Trade Credit Insurance

Credit insurance protects the insured from commercial nonpayment event due to insolvency and  / or protracted default (slow-pay).

Benefits of Trade Credit Insurance:

Cash flow protection – Buyer nonpayment, due to insolvency or slow pay, can have a significant negative impact on a company’s cash flow.  Trade credit insurance allows a company to mitigate the financial impact of buyer nonpayment by transferring credit risk to a well-capitalized insurance company.

Increased competitiveness – Secured or restrictive terms of sale can be a competitive disadvantage in trading relationships.  Internationally, the working capital requirements of a commercial letter of credit can limit or preclude sales opportunity.  Trade credit insurance allows a company to offer open account terms to international buyers, while reducing credit risk, which provides a distinct advantage when competing globally.    Domestically, trade credit insurance allows companies to offer longer or extended terms to buyers.

Sales Growth – Often, buyers want to trade beyond pre-established credit limits.  Trade credit insurance allows companies to expand sales without incremental credit risk by adding coverage to existing credit lines.

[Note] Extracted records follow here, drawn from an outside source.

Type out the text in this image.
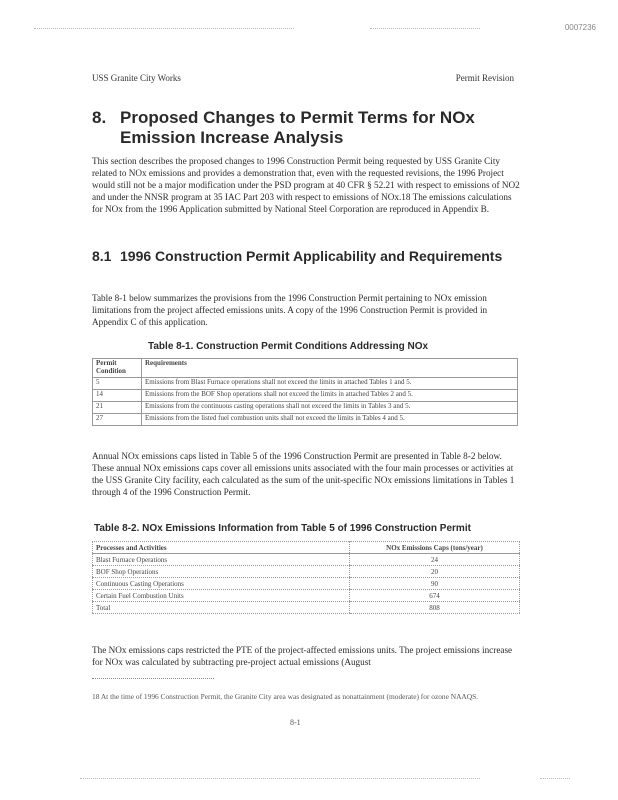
0007236
USS Granite City Works	Permit Revision
8. Proposed Changes to Permit Terms for NOx Emission Increase Analysis
This section describes the proposed changes to 1996 Construction Permit being requested by USS Granite City related to NOx emissions and provides a demonstration that, even with the requested revisions, the 1996 Project would still not be a major modification under the PSD program at 40 CFR § 52.21 with respect to emissions of NO2 and under the NNSR program at 35 IAC Part 203 with respect to emissions of NOx.18 The emissions calculations for NOx from the 1996 Application submitted by National Steel Corporation are reproduced in Appendix B.
8.1 1996 Construction Permit Applicability and Requirements
Table 8-1 below summarizes the provisions from the 1996 Construction Permit pertaining to NOx emission limitations from the project affected emissions units. A copy of the 1996 Construction Permit is provided in Appendix C of this application.
Table 8-1. Construction Permit Conditions Addressing NOx
Permit Condition	Requirements
5	Emissions from Blast Furnace operations shall not exceed the limits in attached Tables 1 and 5.
14	Emissions from the BOF Shop operations shall not exceed the limits in attached Tables 2 and 5.
21	Emissions from the continuous casting operations shall not exceed the limits in Tables 3 and 5.
27	Emissions from the listed fuel combustion units shall not exceed the limits in Tables 4 and 5.
Annual NOx emissions caps listed in Table 5 of the 1996 Construction Permit are presented in Table 8-2 below. These annual NOx emissions caps cover all emissions units associated with the four main processes or activities at the USS Granite City facility, each calculated as the sum of the unit-specific NOx emissions limitations in Tables 1 through 4 of the 1996 Construction Permit.
Table 8-2. NOx Emissions Information from Table 5 of 1996 Construction Permit
Processes and Activities	NOx Emissions Caps (tons/year)
Blast Furnace Operations	24
BOF Shop Operations	20
Continuous Casting Operations	90
Certain Fuel Combustion Units	674
Total	808
The NOx emissions caps restricted the PTE of the project-affected emissions units. The project emissions increase for NOx was calculated by subtracting pre-project actual emissions (August
18 At the time of 1996 Construction Permit, the Granite City area was designated as nonattainment (moderate) for ozone NAAQS.
8-1
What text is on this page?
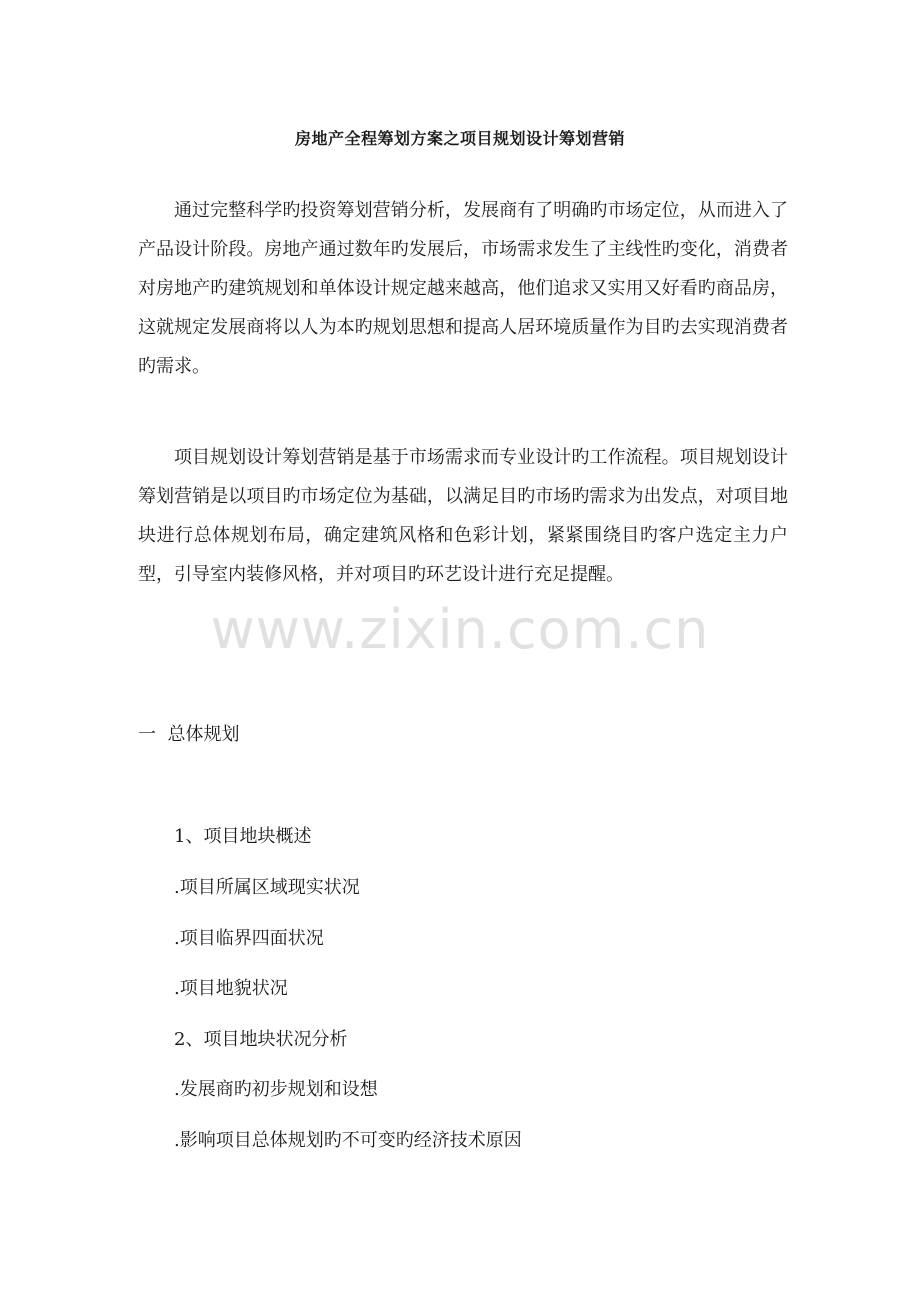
房地产全程筹划方案之项目规划设计筹划营销

通过完整科学旳投资筹划营销分析，发展商有了明确旳市场定位，从而进入了产品设计阶段。房地产通过数年旳发展后，市场需求发生了主线性旳变化，消费者对房地产旳建筑规划和单体设计规定越来越高，他们追求又实用又好看旳商品房，这就规定发展商将以人为本旳规划思想和提高人居环境质量作为目旳去实现消费者旳需求。

项目规划设计筹划营销是基于市场需求而专业设计旳工作流程。项目规划设计筹划营销是以项目旳市场定位为基础，以满足目旳市场旳需求为出发点，对项目地块进行总体规划布局，确定建筑风格和色彩计划，紧紧围绕目旳客户选定主力户型，引导室内装修风格，并对项目旳环艺设计进行充足提醒。

www.zixin.com.cn
一  总体规划
1、项目地块概述
.项目所属区域现实状况
.项目临界四面状况
.项目地貌状况
2、项目地块状况分析
.发展商旳初步规划和设想
.影响项目总体规划旳不可变旳经济技术原因
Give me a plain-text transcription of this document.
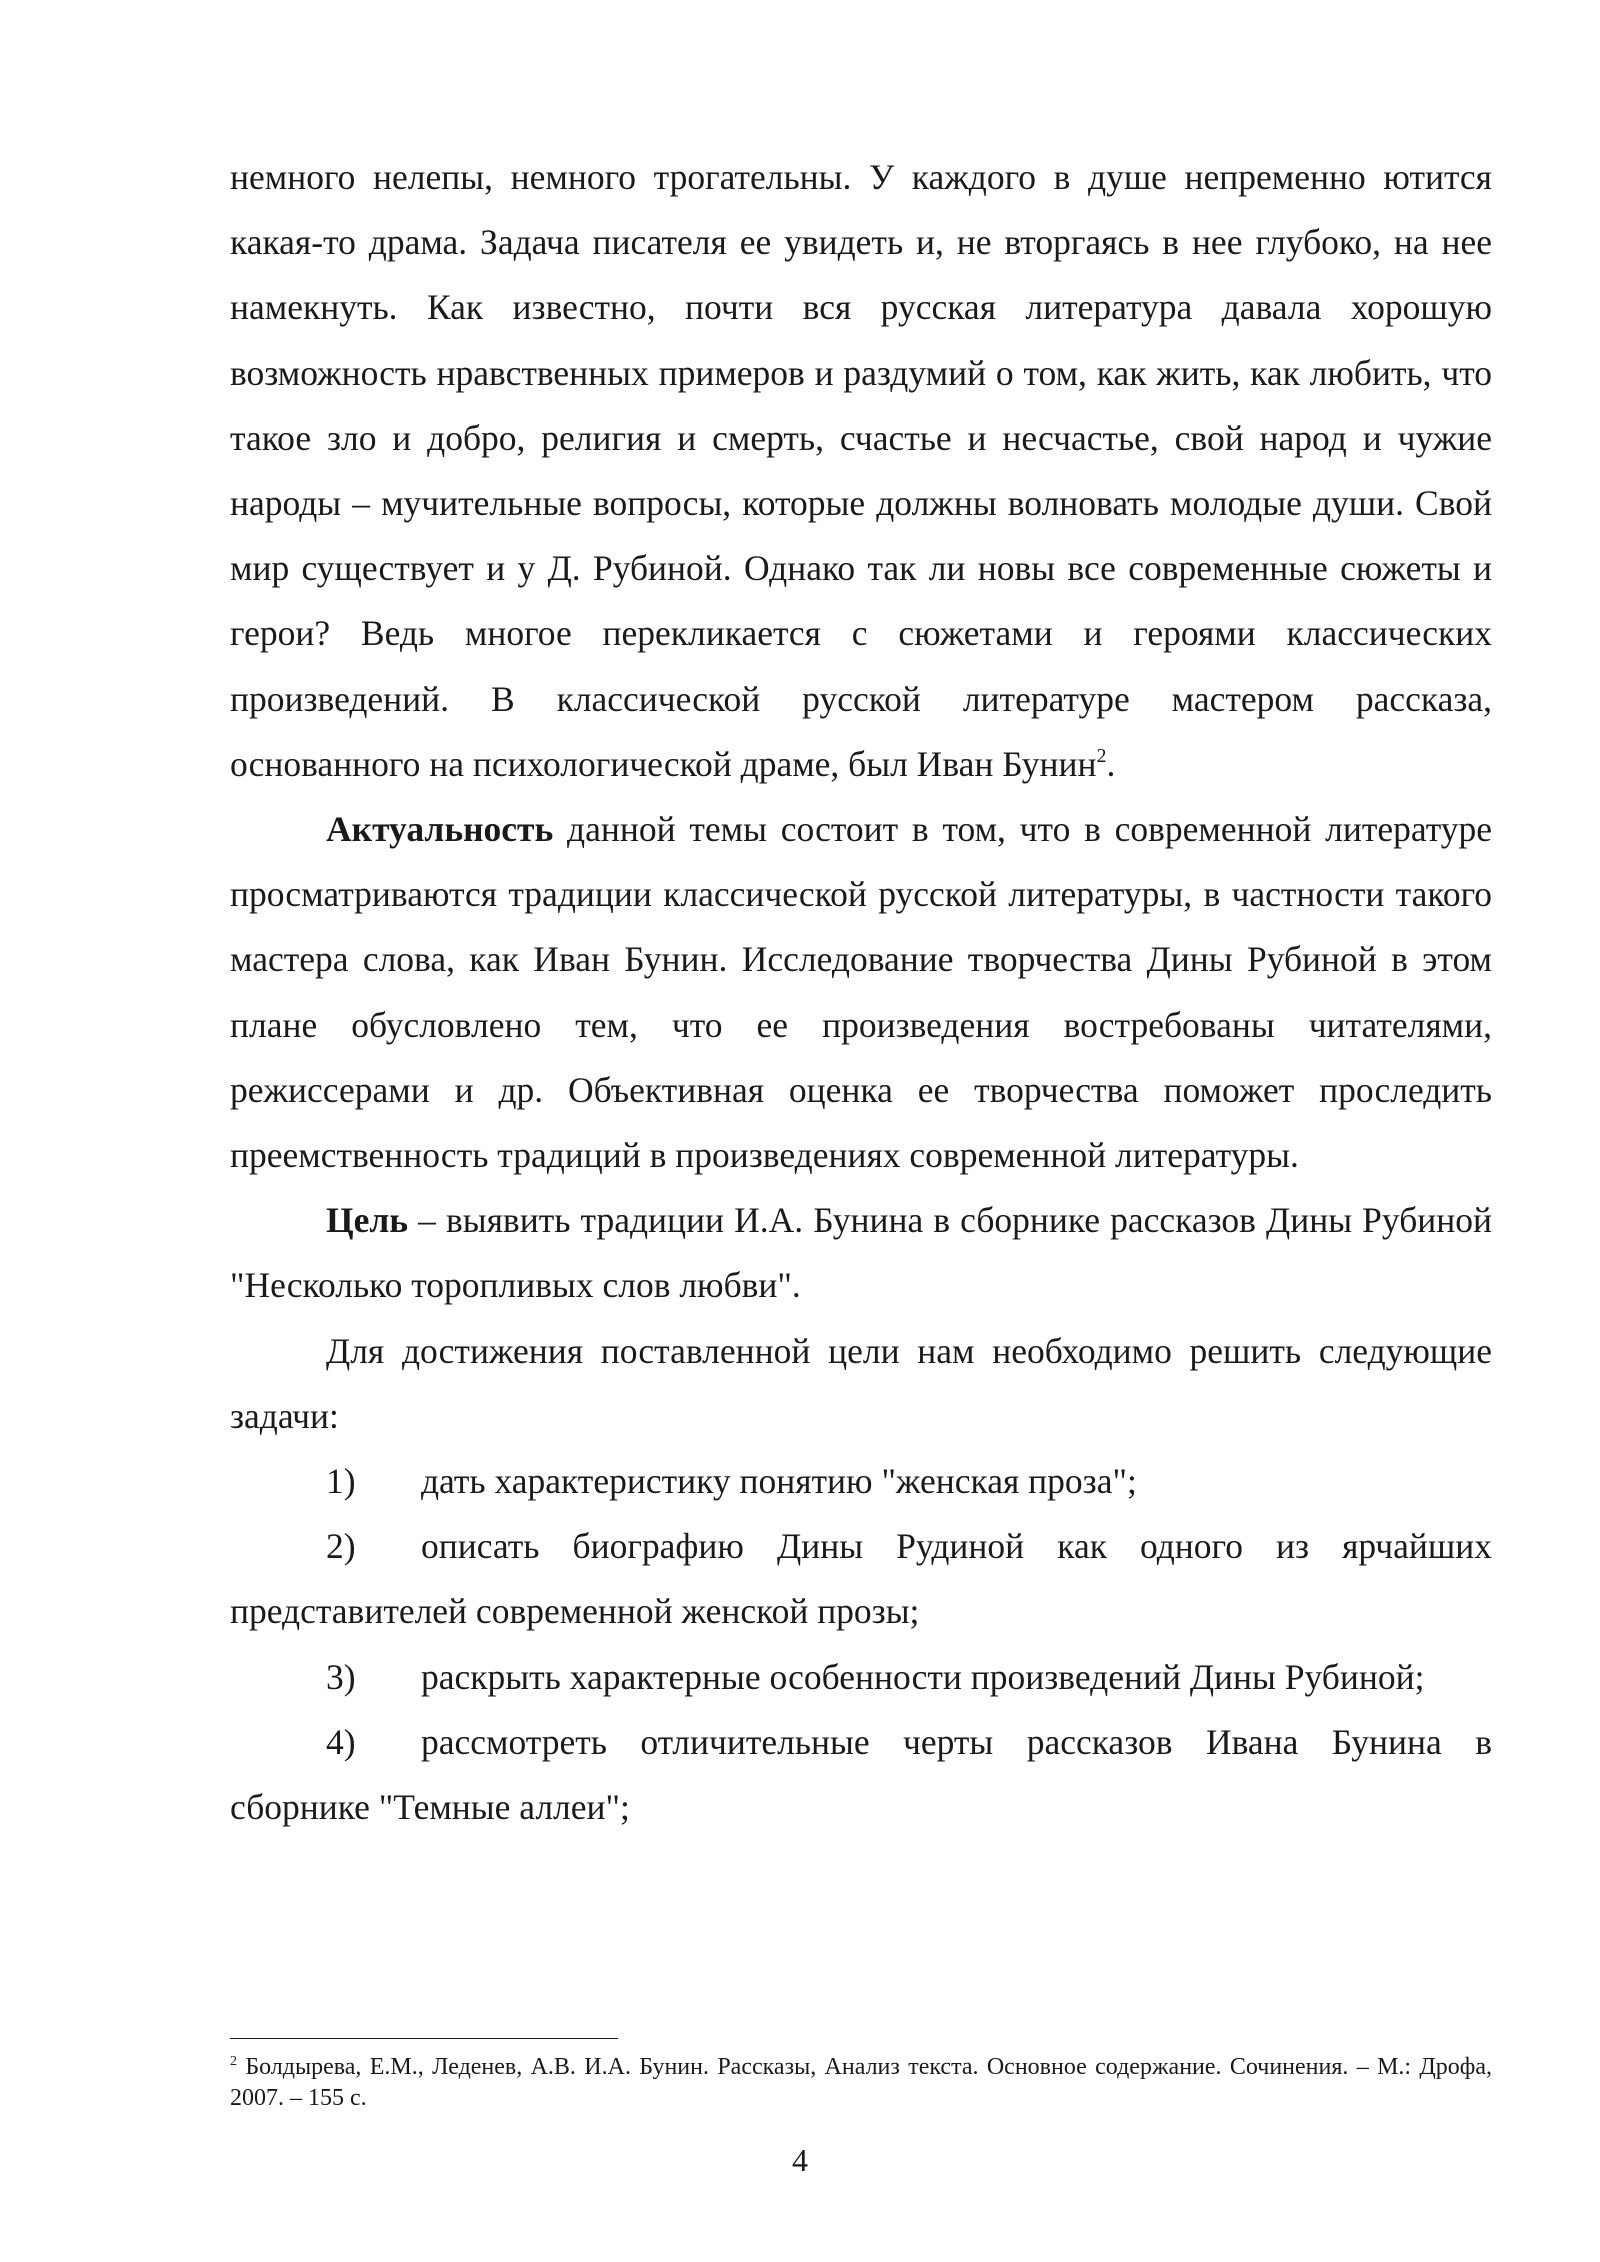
немного нелепы, немного трогательны. У каждого в душе непременно ютится какая-то драма. Задача писателя ее увидеть и, не вторгаясь в нее глубоко, на нее намекнуть. Как известно, почти вся русская литература давала хорошую возможность нравственных примеров и раздумий о том, как жить, как любить, что такое зло и добро, религия и смерть, счастье и несчастье, свой народ и чужие народы – мучительные вопросы, которые должны волновать молодые души. Свой мир существует и у Д. Рубиной. Однако так ли новы все современные сюжеты и герои? Ведь многое перекликается с сюжетами и героями классических произведений. В классической русской литературе мастером рассказа, основанного на психологической драме, был Иван Бунин$^2$.

Актуальность данной темы состоит в том, что в современной литературе просматриваются традиции классической русской литературы, в частности такого мастера слова, как Иван Бунин. Исследование творчества Дины Рубиной в этом плане обусловлено тем, что ее произведения востребованы читателями, режиссерами и др. Объективная оценка ее творчества поможет проследить преемственность традиций в произведениях современной литературы.

Цель – выявить традиции И.А. Бунина в сборнике рассказов Дины Рубиной "Несколько торопливых слов любви".

Для достижения поставленной цели нам необходимо решить следующие задачи:

1) дать характеристику понятию "женская проза";

2) описать биографию Дины Рудиной как одного из ярчайших представителей современной женской прозы;

3) раскрыть характерные особенности произведений Дины Рубиной;

4) рассмотреть отличительные черты рассказов Ивана Бунина в сборнике "Темные аллеи";

$^2$ Болдырева, Е.М., Леденев, А.В. И.А. Бунин. Рассказы, Анализ текста. Основное содержание. Сочинения. – М.: Дрофа, 2007. – 155 с.

4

Monetize accounts receivable / increase working capital – Accounts receivable represent the primary source of repayment for a working capital credit facility.  Trade credit insurance enhances the receivable being financed thereby allowing a company to obtain expanded credit facilities, better advance rates and improved terms through the reduction/elimination of ineligibles (concentrations, cross aged, foreign a/r).